Financial resources allocated from the state budget and external sources for the implementation of programs to support small and medium-sized enterprises periodically “fail” to reach their beneficiaries. Other applicants for support do not need to ask for a long time. They have learned to meet the criteria from different budgetary funds.

This situation, as the auditors found out, is caused by “failure to fulfill obligations to launch some products within the framework of the Fund for Entrepreneurship and Economic Growth of Moldova”, duplication of applications and other organizational difficulties that catch up state support funds permanently.

Someone loses, someone finds

Another problematic aspect concerns the beneficiaries who did not fully meet the selection criteria, which “led to the improper provision of irrevocable financial support in the amount of approximately 522,200 lei within the program “Start for Youth: Sustainable Business at Home”.

At the same time, the audit found that the investment contracts did not contain clear provisions regarding the responsibility of the beneficiaries in cases of failure to fulfill the set objectives, as well as the measures to be taken by ODA in such cases.

“Most beneficiaries did not achieve the performance indicators set out in the business plan. This non-fulfillment ranged from 40% to 66% in 2022 and 58% to 63% in 2023. The lack of accountability mechanisms negatively affects the achievement of the program’s objectives and the efficiency of the use of public funds”, – said SP member Natalia Trofim.

Procedural difficulties

The audit also found irregularities in the timing of the preliminary evaluation of applications, in some cases with delays of 17-28 days. According to the Office of Rural Development (ODA), these delays were caused by “the large volume of applications, insufficient quality of documents submitted, and lack of staff involved in the evaluation process”.

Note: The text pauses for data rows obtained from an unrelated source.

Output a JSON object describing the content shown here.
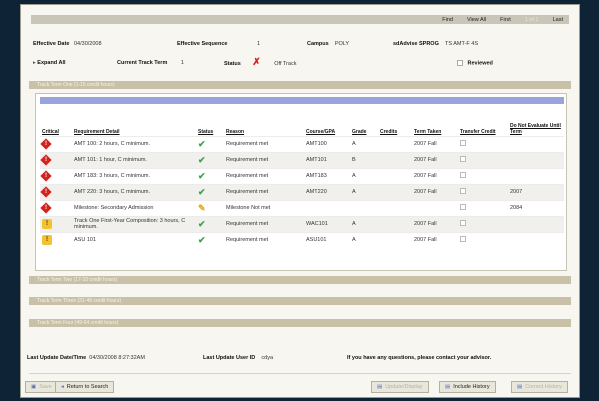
{
  "nav": {
    "find": "Find",
    "view_all": "View All",
    "first": "First",
    "counter": "1 of 1",
    "last": "Last"
  },
  "header": {
    "effective_date_label": "Effective Date",
    "effective_date": "04/30/2008",
    "effective_sequence_label": "Effective Sequence",
    "effective_sequence": "1",
    "campus_label": "Campus",
    "campus": "POLY",
    "sdadvise_label": "sdAdvise SPROG",
    "sdadvise": "TS AMT-F 4S",
    "expand_all": "Expand All",
    "current_track_term_label": "Current Track Term",
    "current_track_term": "1",
    "status_label": "Status",
    "status_value": "Off Track",
    "reviewed_label": "Reviewed"
  },
  "terms": {
    "one": "Track Term One (1-15 credit hours)",
    "two": "Track Term Two (17-33 credit hours)",
    "three": "Track Term Three (31-48 credit hours)",
    "four": "Track Term Four (49-64 credit hours)"
  },
  "table": {
    "headers": {
      "critical": "Critical",
      "requirement": "Requirement Detail",
      "status": "Status",
      "reason": "Reason",
      "course": "Course/GPA",
      "grade": "Grade",
      "credits": "Credits",
      "term_taken": "Term Taken",
      "transfer": "Transfer Credit",
      "do_not_evaluate": "Do Not Evaluate Until Term"
    },
    "rows": [
      {
        "requirement": "AMT 100: 2 hours, C minimum.",
        "reason": "Requirement met",
        "course": "AMT100",
        "grade": "A",
        "term": "2007 Fall",
        "until": ""
      },
      {
        "requirement": "AMT 101: 1 hour, C minimum.",
        "reason": "Requirement met",
        "course": "AMT101",
        "grade": "B",
        "term": "2007 Fall",
        "until": ""
      },
      {
        "requirement": "AMT 183: 3 hours, C minimum.",
        "reason": "Requirement met",
        "course": "AMT183",
        "grade": "A",
        "term": "2007 Fall",
        "until": ""
      },
      {
        "requirement": "AMT 220: 3 hours, C minimum.",
        "reason": "Requirement met",
        "course": "AMT220",
        "grade": "A",
        "term": "2007 Fall",
        "until": "2007"
      },
      {
        "requirement": "Milestone: Secondary Admission",
        "reason": "Milestone Not met",
        "course": "",
        "grade": "",
        "term": "",
        "until": "2084"
      },
      {
        "requirement": "Track One First-Year Composition: 3 hours, C minimum.",
        "reason": "Requirement met",
        "course": "WAC101",
        "grade": "A",
        "term": "2007 Fall",
        "until": ""
      },
      {
        "requirement": "ASU 101",
        "reason": "Requirement met",
        "course": "ASU101",
        "grade": "A",
        "term": "2007 Fall",
        "until": ""
      }
    ]
  },
  "footer": {
    "last_update_label": "Last Update Date/Time",
    "last_update": "04/30/2008 8:27:32AM",
    "last_user_label": "Last Update User ID",
    "last_user": "cdya",
    "contact": "If you have any questions, please contact your advisor."
  },
  "buttons": {
    "save": "Save",
    "return": "Return to Search",
    "update_display": "Update/Display",
    "include_history": "Include History",
    "correct_history": "Correct History"
  }
}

There were also cases of simultaneous provision of financial support to some applicants from both ODA funds and the Agricultural Interventions and Payments Agency (AIPA). Despite the existence of cooperation agreements and mutual access to databases, there is duplication of support as there is no automated exchange of information needed to verify compliance with the investment ceiling.

The audit also found that ODA did not have uniform internal rules regarding the storage of beneficiary files, which affected how the valuation process was carried out. Cases of outdated documents or lack of mandatory documents were found.

At the same time, the lack of an updated Register of de minimis beneficiaries limits ODA’s ability to conduct effective monitoring activities. In other words, what happens to an enterprise after financial assistance or guarantees are disbursed remains unknown.

Non-recourse financial guarantees

Regarding the Credit Guarantee Fund, the audit found “delays in the development and implementation of key internal policies and procedures, including the secondary legal and regulatory framework necessary for the implementation of financial support instruments for SMEs.”

At the same time, ODA has not implemented a separate mechanism for exercising the right of recourse on issued financial guarantees, especially for taxpayers in bankruptcy. Although this procedure is provided for in national regulations.

The audit also found that ODA does not have clear restrictions on the use of its own revenues from guarantee fees, which it places on deposit accounts, and the right to use them.

As a result, during the audited period, own revenues in the amount of 33.9 million lei, or 81% of the total amount, were used to cover the institution’s administrative expenses, while the fund was capitalized mainly through financial resources allocated from the state budget.

Another aspect identified during the audit concerns the fact that the persons responsible for managing the Fund did not ensure full and timely collection of outstanding fees related to individual guarantees.

After the inventory of guarantee contracts, additional outstanding commissions amounting to MDL 3.6 million were identified, of which MDL 1.12 million were recovered during the audit.

The “automation of processes” is also idle for the time being. The information system of guarantee management purchased for 3 million lei had not been implemented at the time of the audit.